On Aug. 11, Drew Salaman filed a motion for sanctions on behalf of the City, against co-defendant and Philadelphia resident Trumel Roundtree. The pursuit of sanctions against Roundtree is in connection with his alleged refusal to respond to Interrogatory and Document Requests made to him by the City.
Further, a judgment had been entered in favor of the City and against Roundtree on March 11, in the amount of $43,471.10. According to court records, Roundtree was served with the aforementioned requests from the City on March 19, with a 30-day deadline in which to respond.
When no response was made by June 8, Roundtree was again ordered to respond to the City’s Interrogatory and Document Requests. Roundtree responded by replying to the City’s interrogatories, but not the requests for documents.
The City has proposed Roundtree be subject to a fine of $100 for each day his non-compliance continues, along with an extra sanction of $250 for the City’s counsel fees.
After a continuance rescheduled proceedings from its original date of Sept. 11, a hearing on this matter was set for Court chambers in Philadelphia City Hall this past Friday.
Tania Stephens’ lawsuit, filed in July 2013, is in connection with an alleged slip-and-fall incident that occurred on July 24, 2011. Stephens fell on a broken and unlevel portion of the sidewalk located on Monument Street, and charged the defendants with collective negligence in not identifying, warning or repairing of the dangerous sidewalk condition.
Stephens originally named Bank of America, Federal National Mortgage Association, Philadelphia Gas Works, Philadelphia Water Department, the City of Philadelphia and Office of the Attorney General as defendants, though Bank of America and Federal National Mortgage Association were dismissed as defendants in November and December 2013, respectively.
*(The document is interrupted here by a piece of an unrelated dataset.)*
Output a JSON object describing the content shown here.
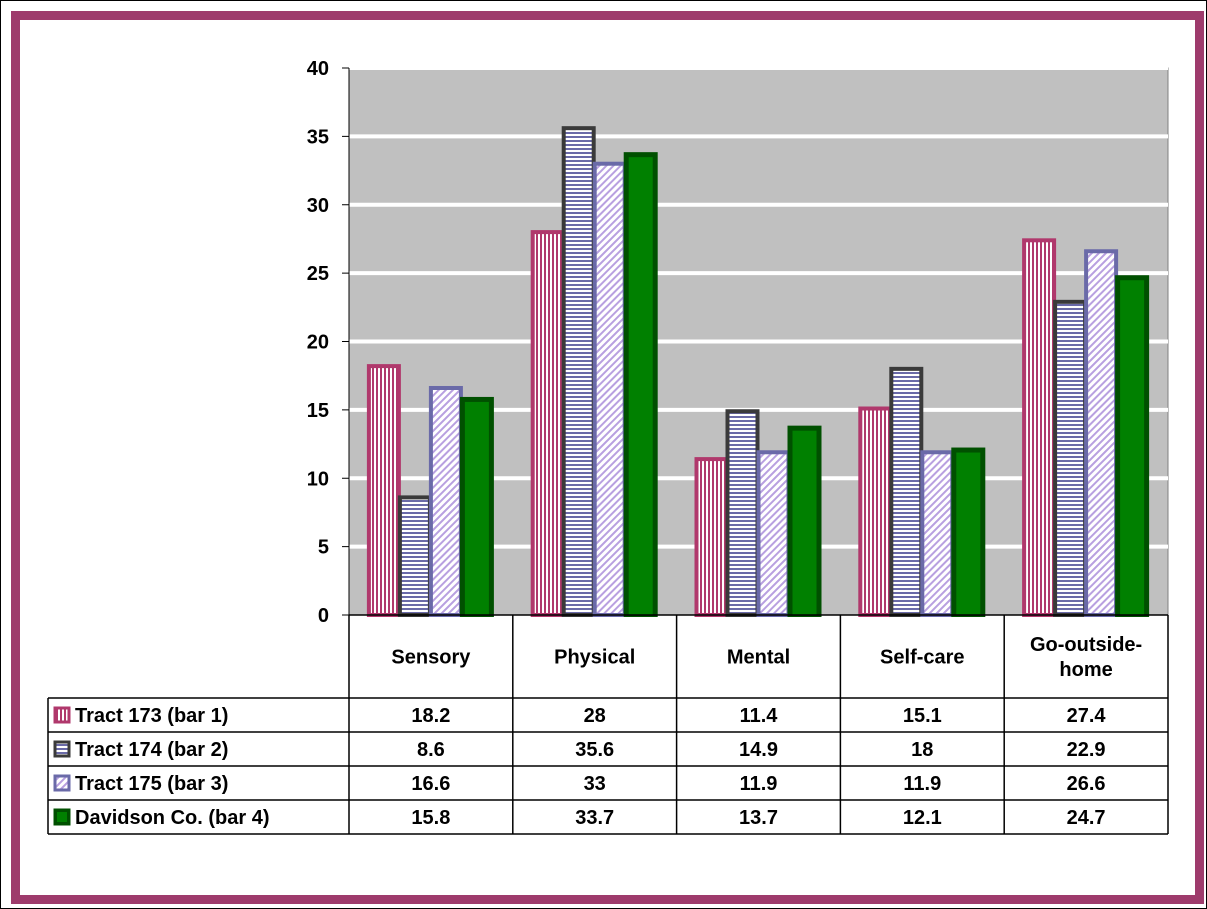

Stephens claimed to suffer severe, permanent external and internal injuries about the head, limbs and body in the fall, in addition to aches, pains and mental anguish, and financial losses beyond the amount recoverable by the Pennsylvania Financial Responsibility Act.
The plaintiff is seeking judgment in excess of $50,000, plus interest and court costs.
The plaintiff is represented by Warren I. Siegel, of Bernhardt & Rothermel, in Philadelphia.
The defendants are represented by Colette A. Pete, Alton G. Grube, Monica S. Lloyd of the Law Offices of Pamela Hargrove and Drew Salaman of Salaman, Grayson Henry, all in Philadelphia.